While Canada’s investments in the energy sector are not as significant as in mining, Canadian companies are deeply embedded in Mexican energy, with investments totaling $13 billion (compared to $27 billion in mining). Export Development Canada labels Mexico a “priority market” and notes oil and gas as among the “key industries” for Canadian investment in the country.

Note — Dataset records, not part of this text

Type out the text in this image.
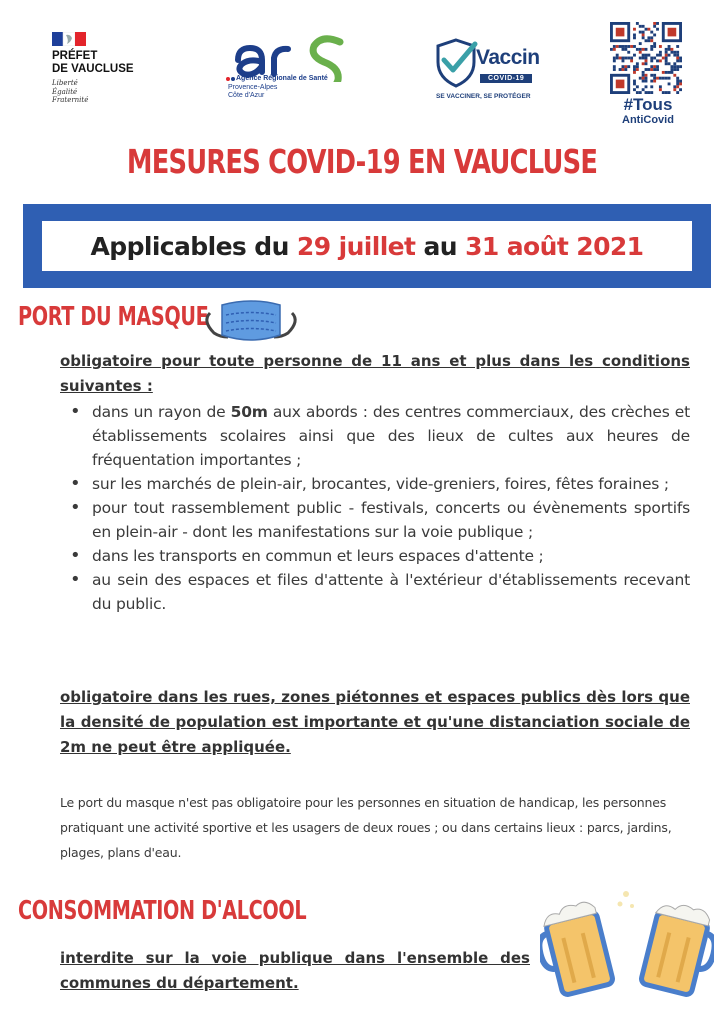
PRÉFET
DE VAUCLUSE
Liberté
Égalité
Fraternité
Agence Régionale de Santé
Provence-Alpes
Côte d'Azur
Vaccin
COVID-19
SE VACCINER, SE PROTÉGER	#Tous
AntiCovid
MESURES COVID-19 EN VAUCLUSE
Applicables du 29 juillet au 31 août 2021
PORT DU MASQUE
obligatoire pour toute personne de 11 ans et plus dans les conditions suivantes :
• dans un rayon de 50m aux abords : des centres commerciaux, des crèches et établissements scolaires ainsi que des lieux de cultes aux heures de fréquentation importantes ;
• sur les marchés de plein-air, brocantes, vide-greniers, foires, fêtes foraines ;
• pour tout rassemblement public - festivals, concerts ou évènements sportifs en plein-air - dont les manifestations sur la voie publique ;
• dans les transports en commun et leurs espaces d'attente ;
• au sein des espaces et files d'attente à l'extérieur d'établissements recevant du public.
obligatoire dans les rues, zones piétonnes et espaces publics dès lors que la densité de population est importante et qu'une distanciation sociale de 2m ne peut être appliquée.
Le port du masque n'est pas obligatoire pour les personnes en situation de handicap, les personnes pratiquant une activité sportive et les usagers de deux roues ; ou dans certains lieux : parcs, jardins, plages, plans d'eau.
CONSOMMATION D'ALCOOL
interdite sur la voie publique dans l'ensemble des communes du département.
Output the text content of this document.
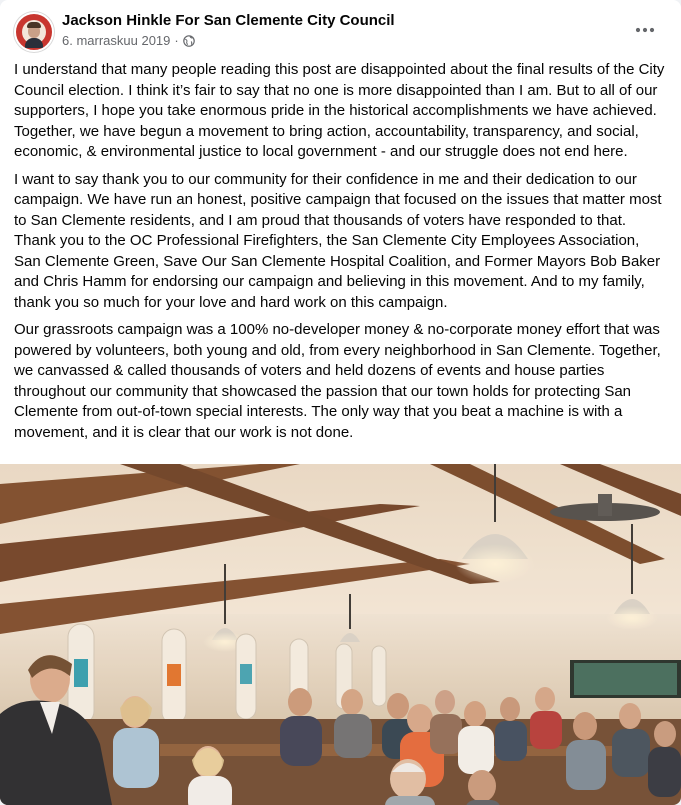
Jackson Hinkle For San Clemente City Council
6. marraskuu 2019 ·

I understand that many people reading this post are disappointed about the final results of the City Council election. I think it’s fair to say that no one is more disappointed than I am. But to all of our supporters, I hope you take enormous pride in the historical accomplishments we have achieved. Together, we have begun a movement to bring action, accountability, transparency, and social, economic, & environmental justice to local government - and our struggle does not end here.

I want to say thank you to our community for their confidence in me and their dedication to our campaign. We have run an honest, positive campaign that focused on the issues that matter most to San Clemente residents, and I am proud that thousands of voters have responded to that. Thank you to the OC Professional Firefighters, the San Clemente City Employees Association, San Clemente Green, Save Our San Clemente Hospital Coalition, and Former Mayors Bob Baker and Chris Hamm for endorsing our campaign and believing in this movement. And to my family, thank you so much for your love and hard work on this campaign.

Our grassroots campaign was a 100% no-developer money & no-corporate money effort that was powered by volunteers, both young and old, from every neighborhood in San Clemente. Together, we canvassed & called thousands of voters and held dozens of events and house parties throughout our community that showcased the passion that our town holds for protecting San Clemente from out-of-town special interests. The only way that you beat a machine is with a movement, and it is clear that our work is not done.
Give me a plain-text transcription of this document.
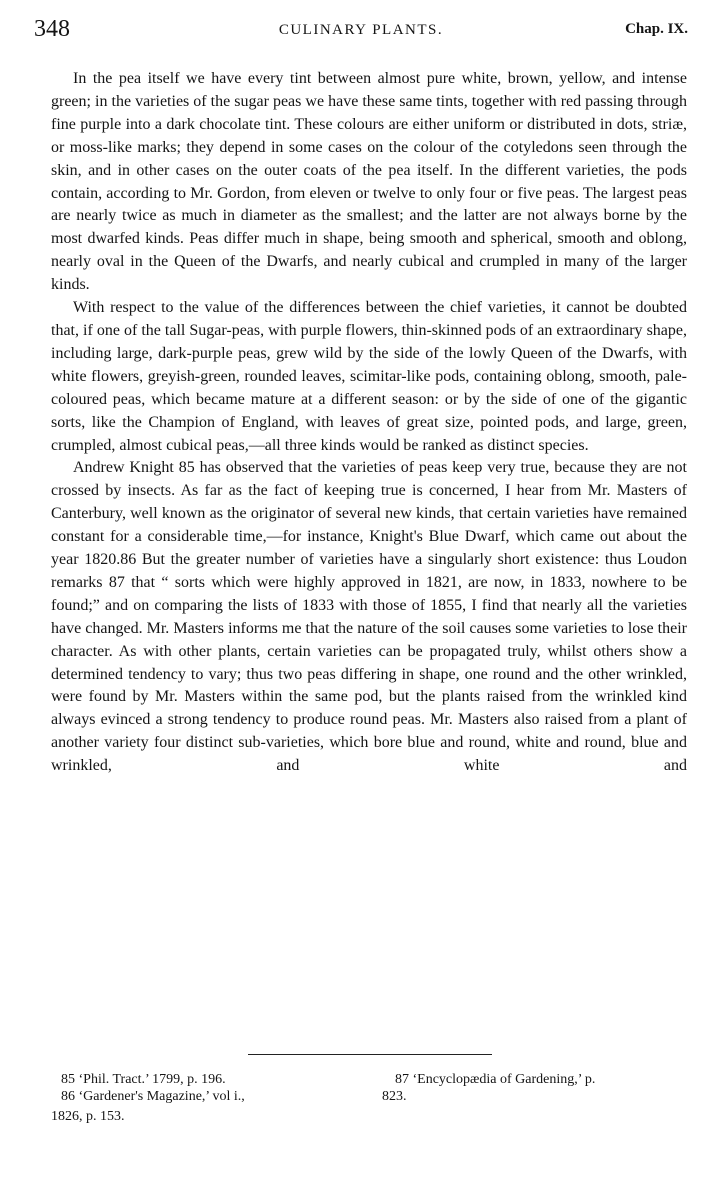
348	CULINARY PLANTS.	Chap. IX.

In the pea itself we have every tint between almost pure white, brown, yellow, and intense green; in the varieties of the sugar peas we have these same tints, together with red passing through fine purple into a dark chocolate tint. These colours are either uniform or distributed in dots, striæ, or moss-like marks; they depend in some cases on the colour of the cotyledons seen through the skin, and in other cases on the outer coats of the pea itself. In the different varieties, the pods contain, according to Mr. Gordon, from eleven or twelve to only four or five peas. The largest peas are nearly twice as much in diameter as the smallest; and the latter are not always borne by the most dwarfed kinds. Peas differ much in shape, being smooth and spherical, smooth and oblong, nearly oval in the Queen of the Dwarfs, and nearly cubical and crumpled in many of the larger kinds.

With respect to the value of the differences between the chief varieties, it cannot be doubted that, if one of the tall Sugar-peas, with purple flowers, thin-skinned pods of an extraordinary shape, including large, dark-purple peas, grew wild by the side of the lowly Queen of the Dwarfs, with white flowers, greyish-green, rounded leaves, scimitar-like pods, containing oblong, smooth, pale-coloured peas, which became mature at a different season: or by the side of one of the gigantic sorts, like the Champion of England, with leaves of great size, pointed pods, and large, green, crumpled, almost cubical peas,—all three kinds would be ranked as distinct species.

Andrew Knight 85 has observed that the varieties of peas keep very true, because they are not crossed by insects. As far as the fact of keeping true is concerned, I hear from Mr. Masters of Canterbury, well known as the originator of several new kinds, that certain varieties have remained constant for a considerable time,—for instance, Knight's Blue Dwarf, which came out about the year 1820.86 But the greater number of varieties have a singularly short existence: thus Loudon remarks 87 that “ sorts which were highly approved in 1821, are now, in 1833, nowhere to be found;” and on comparing the lists of 1833 with those of 1855, I find that nearly all the varieties have changed. Mr. Masters informs me that the nature of the soil causes some varieties to lose their character. As with other plants, certain varieties can be propagated truly, whilst others show a determined tendency to vary; thus two peas differing in shape, one round and the other wrinkled, were found by Mr. Masters within the same pod, but the plants raised from the wrinkled kind always evinced a strong tendency to produce round peas. Mr. Masters also raised from a plant of another variety four distinct sub-varieties, which bore blue and round, white and round, blue and wrinkled, and white and

85 ‘Phil. Tract.’ 1799, p. 196.	87 ‘Encyclopædia of Gardening,’ p.
86 ‘Gardener's Magazine,’ vol i.,	823.
1826, p. 153.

Canada is also promoting agribusiness attempts to stop AMLO from establishing a more sovereign agricultural sector. In March 2023, the Biden administration expressed “grave concerns” with AMLO’s anti-GMO policies, as well as his plans to phase out glyphosate herbicides, and requested trade consultations on Mexico’s agriculture policies. Once again, Ottawa sided with Washington.
UNITED STATES
Finally, and this isn’t strictly about the United States, but I’m sure many/all of you have been struck by the disparity in the responses this month to a) the deaths of five people aboard a deep submersible, and b) the deaths of hundreds of people on a rickety boat crossing the Mediterranean from Libya to Greece. The former received wall-to-wall media coverage of the massive effort made to rescue them, while the latter were mostly ignored and there was little to no rescue effort. This is because the former were extravagantly wealthy and the latter were destitute asylum seekers. In the past few days, however, outrage over that disparity has at least moved media outlets to shine some light on the asylum disaster, for example in this Washington Post account:
The trawler left from the Libyan port city of Tobruk on June 8. Just 104 survivors have reached the Greek mainland. Eighty-two bodies have been recovered, and hundreds more have been swallowed by the sea.

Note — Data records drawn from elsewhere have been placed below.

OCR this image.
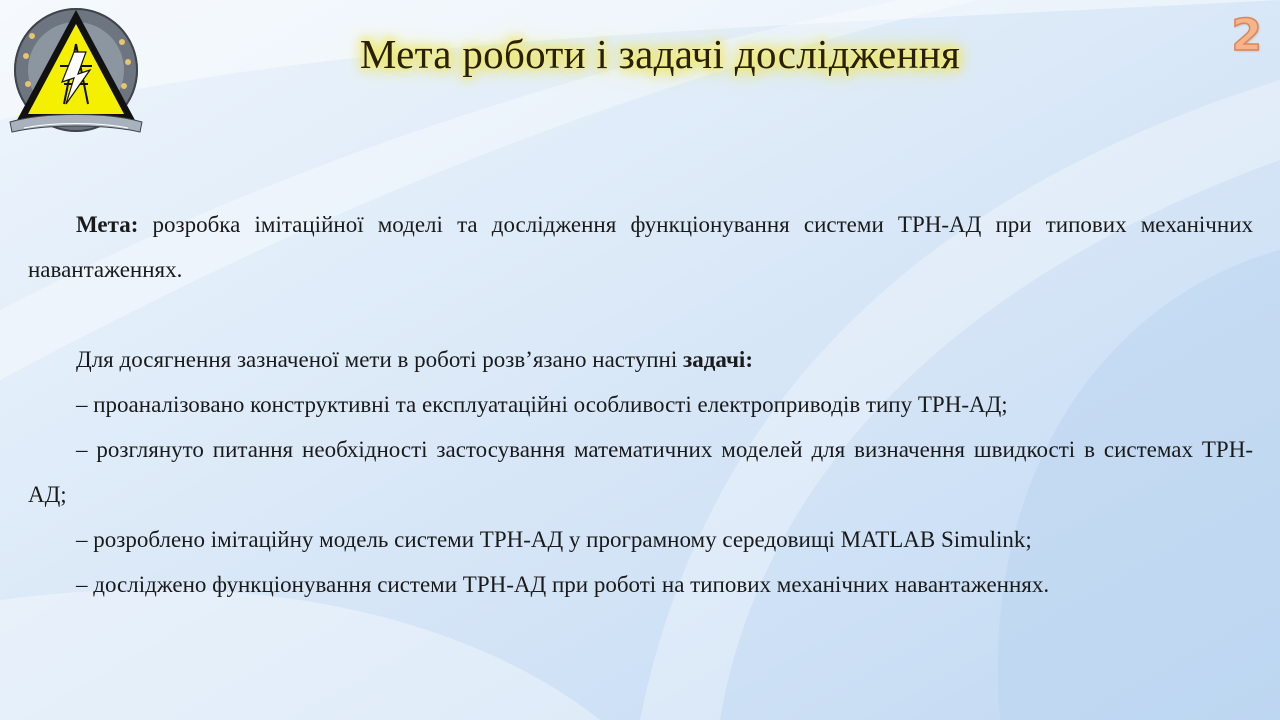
Мета роботи і задачі дослідження	2

Мета: розробка імітаційної моделі та дослідження функціонування системи ТРН-АД при типових механічних навантаженнях.

Для досягнення зазначеної мети в роботі розв’язано наступні задачі:

– проаналізовано конструктивні та експлуатаційні особливості електроприводів типу ТРН-АД;

– розглянуто питання необхідності застосування математичних моделей для визначення швидкості в системах ТРН-АД;

– розроблено імітаційну модель системи ТРН-АД у програмному середовищі MATLAB Simulink;

– досліджено функціонування системи ТРН-АД при роботі на типових механічних навантаженнях.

As the Mediterranean became a stage for tragedy on June 14, a billionaire and several businessmen were preparing for their own voyage in the North Atlantic. The disappearance of their submersible as it dove toward the wreckage of the Titanic sparked a no-expenses-spared search-and-rescue mission and rolling headlines. The ship packed with refugees and migrants did not.
About half the passengers are believed to have been from Pakistan. The country’s interior minister said Friday that an estimated 350 Pakistanis were on board, and that many may have died. Of the survivors from the boat, 47 are Syrian, 43 Egyptian, 12 Pakistani and two Palestinian.
Some of the people on the trawler were escaping war. Many were family breadwinners, putting their own lives on the line to help others back home. Some were children. A list of the missing from two towns in the Nile Delta carries 43 names. Almost half of them are under 18 years old.
As many as 750 people were aboard the vessel when it left Libya. Their lives shouldn’t matter any less than the lives of those who were lost on the submersible. That our society treats them that way is abominable.